On the basis of sensational new evidence from archaeological fieldwork, Neil will contrast the legend of Lawrence of Arabia with the true story of what happened in the dessert war of 1916-1918. Is the legend a myth? Was Lawrence, as some claim, a liar and a charlatan? Or does the legend reflect reality? Was he, in fact, a brilliant military commander and a sincere advocate of the Arab national cause? Neil will analyse the invention and re-invention of the legend through memoirs, photos, films, paintings, biographies and documentaries.

2018 

January 30th 2018
NADFAS 50th Anniversary Lecture
The Duke of Devonshire's Elysium Fields: the evolution of the designed landscape of Chatsworth 1549 to the present
Simon Seligman

Chatsworth’s 105 acre garden and surrounding 1000 acre park is a fascinating and varied historic landscape, particularly famous for its waterworks, rock garden and sculptures.

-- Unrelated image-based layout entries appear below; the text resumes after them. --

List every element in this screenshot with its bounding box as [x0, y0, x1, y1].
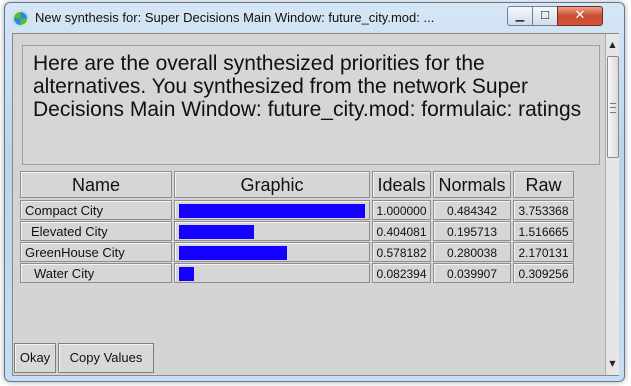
scroll-thumb[interactable]: [607, 56, 619, 158]
header-name: Name: [20, 171, 172, 198]
ideals-value: 0.578182: [372, 242, 431, 262]
priority-bar-cell: [174, 263, 370, 283]
okay-button[interactable]: Okay: [14, 343, 56, 373]
vertical-scrollbar[interactable]: ▲ ▼: [605, 34, 619, 375]
scroll-down-icon[interactable]: ▼: [606, 356, 619, 372]
scroll-up-icon[interactable]: ▲: [606, 37, 619, 53]
priority-bar-cell: [174, 200, 370, 220]
ideals-value: 0.404081: [372, 221, 431, 241]
priority-bar-cell: [174, 221, 370, 241]
alternative-name: Elevated City: [20, 221, 172, 241]
priority-bar: [179, 267, 194, 281]
raw-value: 2.170131: [513, 242, 574, 262]
window-title: New synthesis for: Super Decisions Main …: [35, 10, 435, 25]
header-graphic: Graphic: [174, 171, 370, 198]
ideals-value: 0.082394: [372, 263, 431, 283]
priority-bar: [179, 246, 287, 260]
alternative-name: GreenHouse City: [20, 242, 172, 262]
raw-value: 1.516665: [513, 221, 574, 241]
normals-value: 0.280038: [433, 242, 511, 262]
header-normals: Normals: [433, 171, 511, 198]
synthesis-window: New synthesis for: Super Decisions Main …: [4, 2, 625, 382]
alternative-name: Compact City: [20, 200, 172, 220]
scroll-grip-icon: [610, 103, 616, 113]
raw-value: 3.753368: [513, 200, 574, 220]
close-icon: ✕: [574, 8, 586, 23]
alternative-name: Water City: [20, 263, 172, 283]
normals-value: 0.195713: [433, 221, 511, 241]
ideals-value: 1.000000: [372, 200, 431, 220]
priority-bar-cell: [174, 242, 370, 262]
normals-value: 0.039907: [433, 263, 511, 283]
client-area: Here are the overall synthesized priorit…: [12, 33, 619, 376]
raw-value: 0.309256: [513, 263, 574, 283]
minimize-button[interactable]: ▁: [507, 6, 533, 26]
header-raw: Raw: [513, 171, 574, 198]
header-ideals: Ideals: [372, 171, 431, 198]
close-button[interactable]: ✕: [557, 6, 603, 26]
maximize-icon: ☐: [540, 9, 550, 22]
super-decisions-icon: [12, 10, 29, 27]
maximize-button[interactable]: ☐: [532, 6, 558, 26]
synthesis-message: Here are the overall synthesized priorit…: [33, 52, 582, 121]
normals-value: 0.484342: [433, 200, 511, 220]
title-bar[interactable]: New synthesis for: Super Decisions Main …: [5, 3, 624, 33]
synthesis-message-box: Here are the overall synthesized priorit…: [22, 45, 600, 165]
minimize-icon: ▁: [515, 9, 525, 22]
priority-bar: [179, 225, 254, 239]
priority-bar: [179, 204, 365, 218]
copy-values-button[interactable]: Copy Values: [58, 343, 154, 373]
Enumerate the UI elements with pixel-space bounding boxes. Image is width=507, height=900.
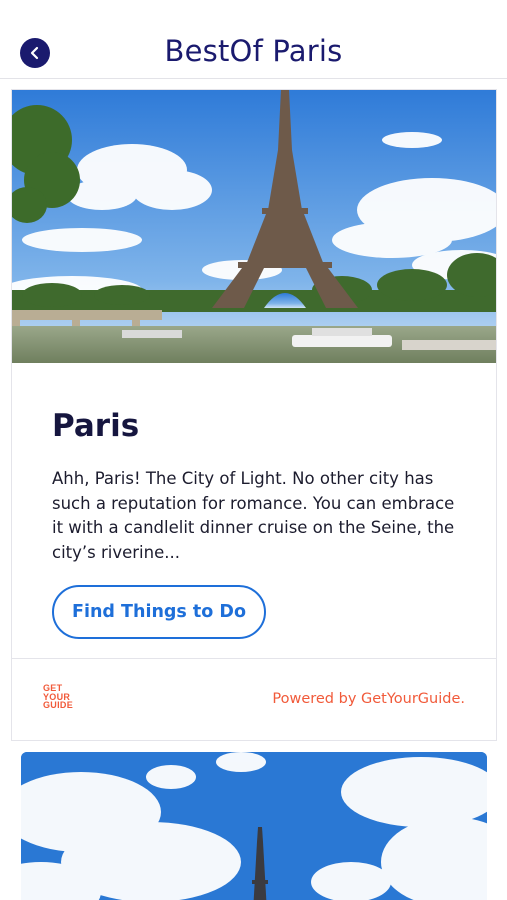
- paris-hero-image: [12, 90, 496, 363]
- destination-card[interactable]: Paris Ahh, Paris! The City of Light. No …: [11, 89, 497, 741]
- destination-description: Ahh, Paris! The City of Light. No other …: [52, 469, 455, 562]
- find-things-to-do-button[interactable]: Find Things to Do: [52, 585, 266, 639]
- getyourguide-logo: GET YOUR GUIDE: [43, 684, 83, 710]
- logo-line-guide: GUIDE: [43, 700, 74, 710]
- card-divider: [12, 658, 496, 659]
- top-bar: BestOf Paris: [0, 0, 507, 79]
- destination-title: Paris: [52, 408, 140, 444]
- powered-by-link[interactable]: Powered by GetYourGuide.: [272, 691, 465, 707]
- eiffel-sky-image: [21, 752, 487, 900]
- next-destination-card[interactable]: [21, 752, 487, 900]
- page-title: BestOf Paris: [164, 34, 343, 68]
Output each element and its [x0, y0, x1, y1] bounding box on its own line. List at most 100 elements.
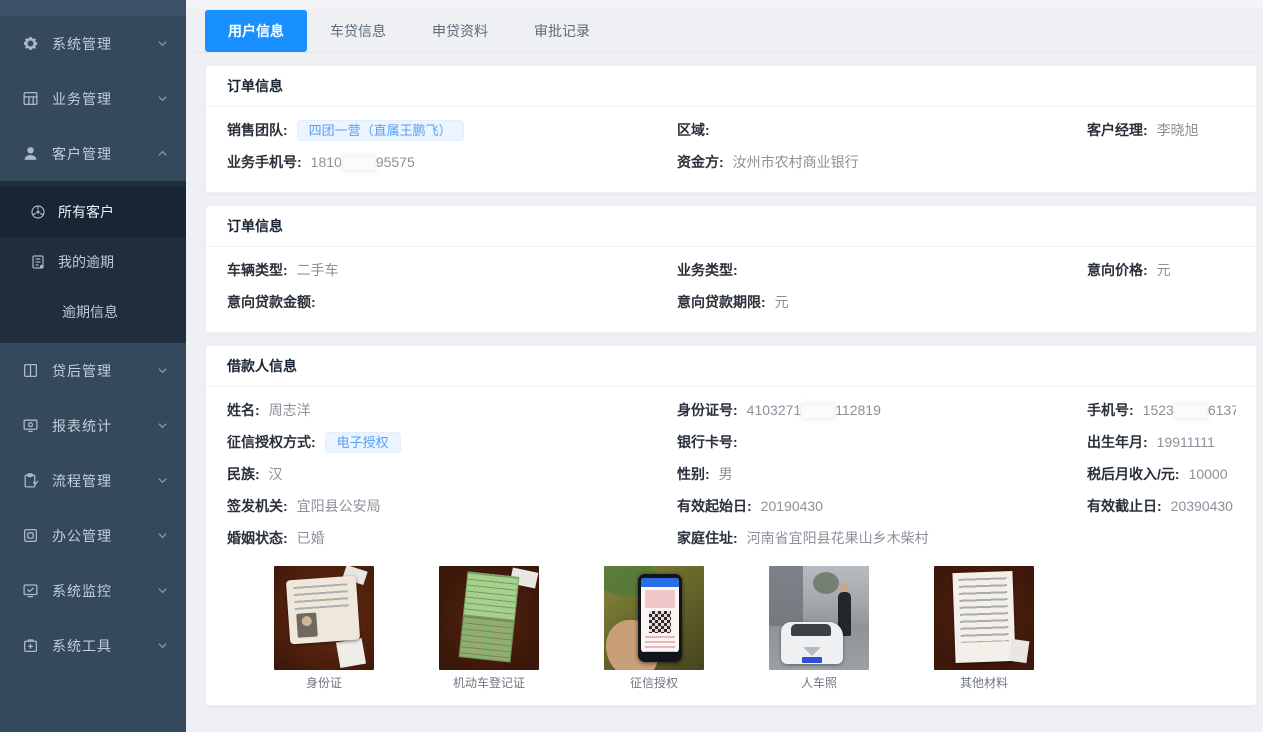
- sidebar-item-system-tools[interactable]: 系统工具: [0, 618, 186, 673]
- field-label: 民族:: [227, 464, 260, 484]
- redaction-blur: [802, 405, 834, 418]
- sidebar-item-label: 流程管理: [52, 471, 157, 491]
- sidebar-item-all-customers[interactable]: 所有客户: [0, 187, 186, 237]
- sidebar-item-overdue-info[interactable]: 逾期信息: [0, 287, 186, 337]
- field-label: 意向贷款期限:: [677, 292, 766, 312]
- tab-approval-records[interactable]: 审批记录: [511, 10, 613, 52]
- field-ethnicity: 民族: 汉: [227, 458, 677, 490]
- sidebar-item-label: 系统监控: [52, 581, 157, 601]
- field-value: 4103271112819: [747, 402, 881, 418]
- overdue-doc-icon: [30, 254, 46, 270]
- green-certificate-photo[interactable]: [439, 566, 539, 670]
- field-mobile-phone: 手机号: 15236137: [1087, 394, 1236, 426]
- field-value: 二手车: [297, 260, 339, 280]
- photo-item: 人车照: [769, 566, 869, 691]
- field-label: 家庭住址:: [677, 528, 738, 548]
- field-issuing-authority: 签发机关: 宜阳县公安局: [227, 490, 677, 522]
- field-value: 男: [719, 464, 733, 484]
- sidebar-item-office-management[interactable]: 办公管理: [0, 508, 186, 563]
- field-account-manager: 客户经理: 李晓旭: [1087, 114, 1236, 146]
- field-value: 19911111: [1157, 434, 1215, 450]
- chevron-up-icon: [157, 148, 168, 159]
- field-business-type: 业务类型:: [677, 254, 1087, 286]
- field-label: 销售团队:: [227, 120, 288, 140]
- handwritten-document-photo[interactable]: [934, 566, 1034, 670]
- field-label: 征信授权方式:: [227, 432, 316, 452]
- photo-caption: 身份证: [274, 674, 374, 691]
- card-title: 订单信息: [206, 66, 1256, 107]
- grid-icon: [22, 90, 39, 107]
- field-region: 区域:: [677, 114, 1087, 146]
- photo-item: 其他材料: [934, 566, 1034, 691]
- clipboard-icon: [22, 472, 39, 489]
- sidebar-item-label: 系统管理: [52, 34, 157, 54]
- redaction-blur: [343, 157, 375, 170]
- field-value: 已婚: [297, 528, 325, 548]
- person-car-photo[interactable]: [769, 566, 869, 670]
- sidebar-item-label: 报表统计: [52, 416, 157, 436]
- sidebar-item-system-monitoring[interactable]: 系统监控: [0, 563, 186, 618]
- sidebar-item-label: 所有客户: [58, 202, 114, 222]
- field-label: 姓名:: [227, 400, 260, 420]
- sidebar-top-strip: [0, 0, 186, 16]
- photo-item: 征信授权: [604, 566, 704, 691]
- tab-car-loan-info[interactable]: 车贷信息: [307, 10, 409, 52]
- credit-auth-tag[interactable]: 电子授权: [325, 432, 401, 453]
- photo-caption: 征信授权: [604, 674, 704, 691]
- photo-item: 身份证: [274, 566, 374, 691]
- sidebar-item-label: 业务管理: [52, 89, 157, 109]
- field-label: 客户经理:: [1087, 120, 1148, 140]
- id-card-photo[interactable]: [274, 566, 374, 670]
- order-info-card-2: 订单信息 车辆类型: 二手车 业务类型: 意向价格: 元 意向贷款金额:: [205, 205, 1257, 333]
- sidebar-item-postloan-management[interactable]: 贷后管理: [0, 343, 186, 398]
- field-label: 意向价格:: [1087, 260, 1148, 280]
- field-marital-status: 婚姻状态: 已婚: [227, 522, 677, 554]
- field-label: 有效截止日:: [1087, 496, 1162, 516]
- field-label: 车辆类型:: [227, 260, 288, 280]
- field-value: 181095575: [311, 154, 415, 170]
- field-value: 汝州市农村商业银行: [733, 152, 859, 172]
- sales-team-tag[interactable]: 四团一营（直属王鹏飞）: [297, 120, 464, 141]
- sidebar-item-business-management[interactable]: 业务管理: [0, 71, 186, 126]
- field-loan-term: 意向贷款期限: 元: [677, 286, 1087, 318]
- chevron-down-icon: [157, 640, 168, 651]
- field-vehicle-type: 车辆类型: 二手车: [227, 254, 677, 286]
- sidebar-item-label: 系统工具: [52, 636, 157, 656]
- field-value: 周志洋: [269, 400, 311, 420]
- sidebar-item-label: 客户管理: [52, 144, 157, 164]
- sidebar-item-customer-management[interactable]: 客户管理: [0, 126, 186, 181]
- field-value: 元: [1157, 260, 1171, 280]
- field-bank-card: 银行卡号:: [677, 426, 1087, 458]
- sidebar-item-process-management[interactable]: 流程管理: [0, 453, 186, 508]
- field-value: 宜阳县公安局: [297, 496, 381, 516]
- card-title: 借款人信息: [206, 346, 1256, 387]
- field-gender: 性别: 男: [677, 458, 1087, 490]
- field-value: 河南省宜阳县花果山乡木柴村: [747, 528, 929, 548]
- sidebar-item-report-statistics[interactable]: 报表统计: [0, 398, 186, 453]
- field-business-phone: 业务手机号: 181095575: [227, 146, 677, 178]
- chevron-down-icon: [157, 38, 168, 49]
- sidebar-item-label: 办公管理: [52, 526, 157, 546]
- sidebar-item-my-overdue[interactable]: 我的逾期: [0, 237, 186, 287]
- field-label: 身份证号:: [677, 400, 738, 420]
- field-label: 签发机关:: [227, 496, 288, 516]
- phone-qr-photo[interactable]: [604, 566, 704, 670]
- field-label: 区域:: [677, 120, 710, 140]
- book-icon: [22, 362, 39, 379]
- monitor-check-icon: [22, 582, 39, 599]
- field-id-number: 身份证号: 4103271112819: [677, 394, 1087, 426]
- field-label: 出生年月:: [1087, 432, 1148, 452]
- field-label: 业务手机号:: [227, 152, 302, 172]
- toolbox-icon: [22, 637, 39, 654]
- field-name: 姓名: 周志洋: [227, 394, 677, 426]
- sidebar-item-system-management[interactable]: 系统管理: [0, 16, 186, 71]
- tab-user-info[interactable]: 用户信息: [205, 10, 307, 52]
- field-label: 性别:: [677, 464, 710, 484]
- tab-loan-application-materials[interactable]: 申贷资料: [409, 10, 511, 52]
- chevron-down-icon: [157, 365, 168, 376]
- main-content: 用户信息 车贷信息 申贷资料 审批记录 订单信息 销售团队: 四团一营（直属王鹏…: [186, 0, 1263, 732]
- redaction-blur: [1175, 405, 1207, 418]
- sidebar-item-label: 逾期信息: [62, 302, 118, 322]
- field-credit-auth: 征信授权方式: 电子授权: [227, 426, 677, 458]
- field-label: 银行卡号:: [677, 432, 738, 452]
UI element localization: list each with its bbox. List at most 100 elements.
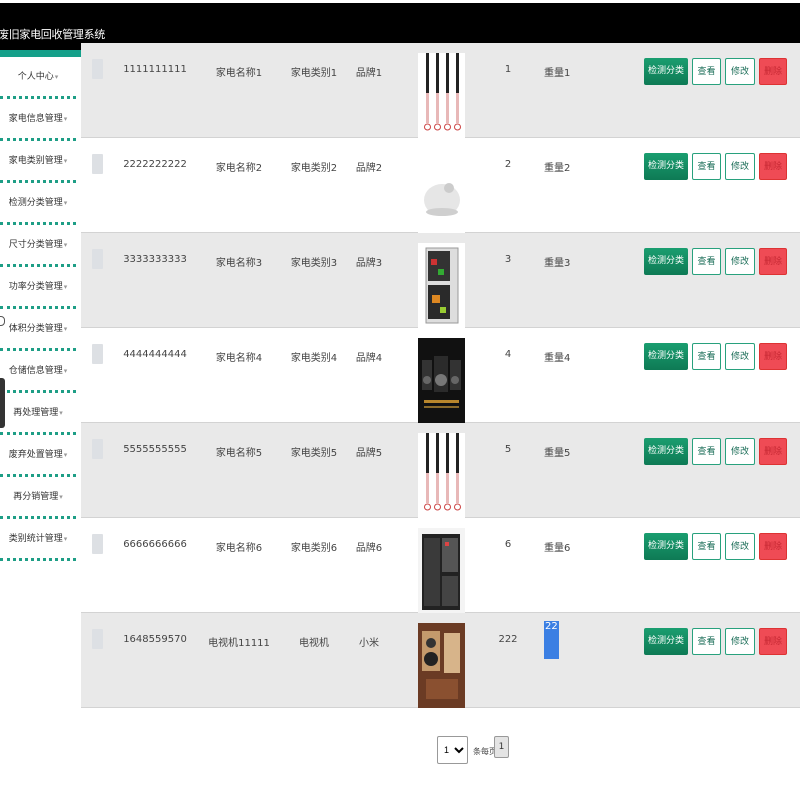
row-checkbox[interactable] <box>92 629 103 649</box>
chevron-down-icon: ▾ <box>63 241 68 249</box>
delete-button[interactable]: 删除 <box>759 343 787 370</box>
row-quantity: 1 <box>504 64 512 75</box>
edit-button[interactable]: 修改 <box>725 438 755 465</box>
table-row: 1111111111 家电名称1 家电类别1 品牌1 1 重量1 检测分类 查看 修改 删除 <box>81 43 800 138</box>
row-id: 6666666666 <box>123 539 187 550</box>
sidebar-item-label: 尺寸分类管理▾ <box>8 240 68 250</box>
chevron-down-icon: ▾ <box>63 367 68 375</box>
stand-image <box>418 53 465 138</box>
sidebar-item[interactable]: 体积分类管理▾ <box>0 309 76 351</box>
sidebar-item[interactable]: 仓储信息管理▾ <box>0 351 76 393</box>
sidebar-item[interactable]: 废弃处置管理▾ <box>0 435 76 477</box>
fridge-image <box>418 243 465 328</box>
chevron-down-icon: ▾ <box>63 199 68 207</box>
sidebar-item[interactable]: 检测分类管理▾ <box>0 183 76 225</box>
row-brand: 品牌3 <box>355 258 383 269</box>
table-row: 1648559570 电视机11111 电视机 小米 222 22 检测分类 查看 修改 删除 <box>81 613 800 708</box>
detect-category-button[interactable]: 检测分类 <box>644 533 688 560</box>
table-row: 4444444444 家电名称4 家电类别4 品牌4 4 重量4 检测分类 查看 修改 删除 <box>81 328 800 423</box>
detect-category-button[interactable]: 检测分类 <box>644 343 688 370</box>
chevron-down-icon: ▾ <box>63 535 68 543</box>
page-number-button[interactable]: 1 <box>494 736 509 758</box>
view-button[interactable]: 查看 <box>692 153 721 180</box>
sidebar-item[interactable]: 家电信息管理▾ <box>0 99 76 141</box>
sidebar-toggle-tab[interactable] <box>0 378 5 428</box>
edit-button[interactable]: 修改 <box>725 533 755 560</box>
row-checkbox[interactable] <box>92 249 103 269</box>
detect-category-button[interactable]: 检测分类 <box>644 438 688 465</box>
row-id: 2222222222 <box>123 159 187 170</box>
sidebar-item-label: 体积分类管理▾ <box>8 324 68 334</box>
row-name: 家电名称3 <box>215 258 263 269</box>
row-name: 家电名称2 <box>215 163 263 174</box>
robot-vacuum-image <box>418 148 465 233</box>
edit-button[interactable]: 修改 <box>725 248 755 275</box>
delete-button[interactable]: 删除 <box>759 58 787 85</box>
row-type: 电视机 <box>299 638 329 649</box>
delete-button[interactable]: 删除 <box>759 533 787 560</box>
chevron-down-icon: ▾ <box>63 451 68 459</box>
table-row: 5555555555 家电名称5 家电类别5 品牌5 5 重量5 检测分类 查看 修改 删除 <box>81 423 800 518</box>
chevron-down-icon: ▾ <box>63 283 68 291</box>
sidebar-item[interactable]: 再分销管理▾ <box>0 477 76 519</box>
edit-button[interactable]: 修改 <box>725 628 755 655</box>
row-id: 3333333333 <box>123 254 187 265</box>
row-type: 家电类别5 <box>290 448 338 459</box>
row-quantity: 4 <box>504 349 512 360</box>
sidebar-item[interactable]: 尺寸分类管理▾ <box>0 225 76 267</box>
table-row: 2222222222 家电名称2 家电类别2 品牌2 2 重量2 检测分类 查看 修改 删除 <box>81 138 800 233</box>
row-brand: 品牌5 <box>355 448 383 459</box>
delete-button[interactable]: 删除 <box>759 628 787 655</box>
sidebar-item[interactable]: 家电类别管理▾ <box>0 141 76 183</box>
sidebar-item[interactable]: 个人中心▾ <box>0 57 76 99</box>
sidebar-item-label: 仓储信息管理▾ <box>8 366 68 376</box>
sidebar-item-label: 再处理管理▾ <box>13 408 63 418</box>
row-weight: 重量2 <box>544 163 571 174</box>
double-fridge-image <box>418 528 465 613</box>
row-checkbox[interactable] <box>92 59 103 79</box>
row-checkbox[interactable] <box>92 344 103 364</box>
row-brand: 品牌4 <box>355 353 383 364</box>
sidebar-item[interactable]: 功率分类管理▾ <box>0 267 76 309</box>
row-name: 家电名称1 <box>215 68 263 79</box>
delete-button[interactable]: 删除 <box>759 438 787 465</box>
row-id: 5555555555 <box>123 444 187 455</box>
table-row: 3333333333 家电名称3 家电类别3 品牌3 3 重量3 检测分类 查看 修改 删除 <box>81 233 800 328</box>
edit-button[interactable]: 修改 <box>725 343 755 370</box>
detect-category-button[interactable]: 检测分类 <box>644 628 688 655</box>
view-button[interactable]: 查看 <box>692 438 721 465</box>
sidebar-item-label: 废弃处置管理▾ <box>8 450 68 460</box>
row-type: 家电类别1 <box>290 68 338 79</box>
edit-button[interactable]: 修改 <box>725 58 755 85</box>
chevron-down-icon: ▾ <box>54 73 59 81</box>
view-button[interactable]: 查看 <box>692 628 721 655</box>
delete-button[interactable]: 删除 <box>759 248 787 275</box>
detect-category-button[interactable]: 检测分类 <box>644 153 688 180</box>
row-quantity: 3 <box>504 254 512 265</box>
sidebar-item-label: 个人中心▾ <box>17 72 59 82</box>
row-weight: 重量5 <box>544 448 571 459</box>
detect-category-button[interactable]: 检测分类 <box>644 58 688 85</box>
sidebar-item[interactable]: 再处理管理▾ <box>0 393 76 435</box>
row-checkbox[interactable] <box>92 534 103 554</box>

It encompasses work by many of the finest landscape designers of English history, from the formal London and Wise parterres of the late 17th century and the work of William Kent and Capability Brown in the 18th century, to the great self-taught Victorian genius Joseph Paxton, who was head gardener for 30 years. Created and developed on a suitably ducal scale, the garden has absorbed the best of each generation to become a uniquely layered landscape. The last 60 years has seen the garden develop in new ways and become home to a growing collection of contemporary sculpture. This lecture spans five centuries to tell the story of one family’s impact on a Derbyshire valley..

February 27th 2018
From Wild Beasts to Pickled Sharks! 100 years of Modern Art explained with scepticism and humour!
Linda Collins

This lecture aims to consider some of the avant-garde art movements that were formed in the 100 years between 1900-2000 – principally in Paris, London and New York. We ask why these works were produced when they were – and what was happening in the life of the artist at the time they were produced. It is a lecture that should enable one to put ‘isms’ into boxes – cubism, surrealism, conceptualism, minimalism etc., etc.! and to enjoy a light hearted stroll through some of the most well known Modern works of our century. 

 March 27th 2018
The Most Infamous Family in History: the Borgias
Sarah Dunant

Murder, poison, corruption and incest: all perfect ingredients for sensational popular culture. But in an age known for its brutality and church corruption were the Borgias really so bad? This lecture reveals the real family that dominated the Papacy and Italian politics during the last decade of the 15th century: the charismatic figure of Pope Alexander VI, living inside his sumptuously decorated apartments, the career of his son, Cesare, cardinal, general, employer of  Da Vinci and the model for Machiavelli’s The Prince, and the journey of  Lucrezia Borgia from “the greatest whore in Rome” to a devout and treasured duchess of the city Ferrara. Sometimes truth is more intoxicating than myth.

 April 24th 2018
Sunflowers and Lumière: the art of Vincent van Gogh
Christopher Herbert

Under the grey skies of northern Europe, a genius artist longed for the sun. Out of his own inner turmoil and with the unstinting help of his practical brother, Van Gogh explored colour and landscape in ways which have shifted everyone’s perceptions. This lecture tells that story and opens our eyes to his world… 

 May 22nd 2018
The Two Faces of Russia: Moscow and St Petersburg
Rosamund Bartlett

Some Russian artists identify with Moscow, others with Petersburg. What is it that determines their loyalties? The Russian philosopher Nikolai Berdyaev spoke about Russian culture being inherently “schismatic” and partly what he had in mind was Russia’s divided soul, with a personality split between the Western-looking, modern metropolis of St. Petersburg, and the oriental looking ancient city of  Moscow. Moscow and St. Petersburg are indeed the two faces of Russia. Like the imperial emblem of the double-headed eagle, they look in different directions – Moscow towards Asia, and St. Petersburg towards Europe. This lecture explores the art and architecture of both of these great cities, examining their different characters and ways of life, and looking at how and why they increased and decreased in importance before and after the 1917 Revolution.